According to the above-mentioned conventional technology, whether or not an exposure amount matching the photographer's intention can be obtained largely depends on the photometry method. That is, average photometry, which is said to be for general use, can adjust the exposure to a certain extent for most image creation conditions, but in the case of backlighting, the exposure will be significantly undervalued with respect to the target subject. On the other hand, partial metering, which is preferred by people with relatively advanced photographic skills, can provide appropriate exposure for the target subject, but when the subject moves, etc., the exposure measurement field may deviate from the field of view, as shown in Figure 14B. If this happens often, exposure adjustment becomes unstable. Methods such as center-weighted metering and split metering have been proposed to alleviate the drawbacks of the above two methods, but in the end these methods only provide intermediate characteristics. is the actual situation.

(Purpose) The present invention reduces or eliminates the above-mentioned drawbacks of cameras equipped with conventional automatic exposure adjustment devices, and enables proper exposure for a target subject such as partial metering or spot metering; It is an object of the present invention to provide a camera equipped with an automatic exposure adjustment means capable of performing stable exposure adjustment such as photometry or split photometry.

(Explanation based on Examples) Hereinafter, the means taken in this invention to achieve the above object will be exemplified and explained with reference to the examples shown in FIGS. 1 to 13 and the like. The explanation below is
The overall configuration of an embodiment of the camera of the present invention will be described in order, followed by a modified embodiment of the present invention in which the embodiment includes automatic detection field of view setting means and automatic tracking focus detection means.

(Overall Configuration of an Embodiment of the Camera of the Invention) (FIG. 1) FIG. 1 shows the overall configuration of an embodiment of the camera of the invention. 10 has basically the same configuration and function as the conventional example shown in FIG. 15, so detailed explanation will be omitted.
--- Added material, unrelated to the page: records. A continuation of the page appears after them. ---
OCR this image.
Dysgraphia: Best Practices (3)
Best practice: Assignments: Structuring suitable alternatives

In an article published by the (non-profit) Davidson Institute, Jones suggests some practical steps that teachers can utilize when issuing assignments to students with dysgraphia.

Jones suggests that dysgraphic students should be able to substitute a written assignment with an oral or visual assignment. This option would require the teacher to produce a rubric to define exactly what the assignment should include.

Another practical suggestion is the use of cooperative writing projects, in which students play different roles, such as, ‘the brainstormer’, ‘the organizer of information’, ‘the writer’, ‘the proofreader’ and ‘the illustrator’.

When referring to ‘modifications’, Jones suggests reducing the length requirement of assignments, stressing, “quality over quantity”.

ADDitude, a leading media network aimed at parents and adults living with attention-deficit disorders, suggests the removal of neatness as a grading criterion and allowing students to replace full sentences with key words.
Note that the imaging means 5 described above may be either an imaging tube or a solid-state imaging device such as a CCD, but here it is assumed that it is a CCD. Also CCD
The image sensor driving circuit 6 that drives the image sensor driving circuit 6 is driven by a signal obtained by frequency-dividing a clock pulse generated by a clock pulse generation circuit (not shown), and the above-mentioned synchronization signal is generated by a synchronization signal generation circuit (not shown) based on this frequency division signal. However, since these are also well-known means, detailed explanation will be omitted.

The automatic exposure adjustment function itself in the apparatus shown in FIG. 1 is similar to that of the conventional example shown in FIG. The value is compared with a predetermined threshold value (adjustable), and depending on the magnitude thereof, automatic closed-loop control is performed to close or open the diaphragm 3.
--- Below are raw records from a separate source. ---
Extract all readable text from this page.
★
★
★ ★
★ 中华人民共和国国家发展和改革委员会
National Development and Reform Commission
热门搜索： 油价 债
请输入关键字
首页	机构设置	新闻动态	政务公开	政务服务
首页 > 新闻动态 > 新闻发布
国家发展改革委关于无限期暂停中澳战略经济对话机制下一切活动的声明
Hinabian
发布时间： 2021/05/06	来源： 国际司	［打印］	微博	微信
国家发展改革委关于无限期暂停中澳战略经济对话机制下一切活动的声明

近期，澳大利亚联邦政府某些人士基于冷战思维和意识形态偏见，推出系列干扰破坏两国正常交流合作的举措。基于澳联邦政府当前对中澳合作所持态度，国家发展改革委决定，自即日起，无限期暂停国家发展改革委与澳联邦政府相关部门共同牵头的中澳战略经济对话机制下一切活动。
The feature of the device shown in FIG. 1 is that the focus detection field position information is transferred from the focus detection field setting device 12 to the AE gate signal generation circuit 11, and the circuit 11 generates the
The timing of the AE gate signal is controlled by this position information, and the exposure measurement field of view is moved in conjunction with the focus detection field of view. The AE gate signal generation circuit 11 is the same as the AE gate signal generation circuit 11' shown in FIG. The difference is that it is controlled by position information.

To set the position of the focus detection field of view in the focus detection field setting device 12, (1) move the focus detection field position by operating a knob, etc., (2) move any one of the plurality of preset focus detection field divisions. (3) Tracking a moving subject and moving the position of the focus detection field of view.

On the other hand, an AE that sets a corresponding exposure measurement field of view according to position information from the focus detection field of view setting device 12.
In order to generate the gate signal, the timing of the AE gate signal may be controlled based on the analog signal or digital signal generated by the device 12. Here, an example of processing based on a digital signal will be described. The AE gate signal generation circuit 11 includes a programmable counter, and this counter is programmed using the above-mentioned digital signal. Then, the required AE gate signal may be generated in synchronization with the pulse generated when the programmed value is counted.

The waveform of the above AE gate signal is generally
Although any waveform conventionally used in automatic exposure adjustment devices may be used, partial metering, spot metering, or weighted metering where the focused area is relatively narrow in the center (the center of the focus detection field of view) is preferable. The characteristics of each method can be exhibited at or near that point.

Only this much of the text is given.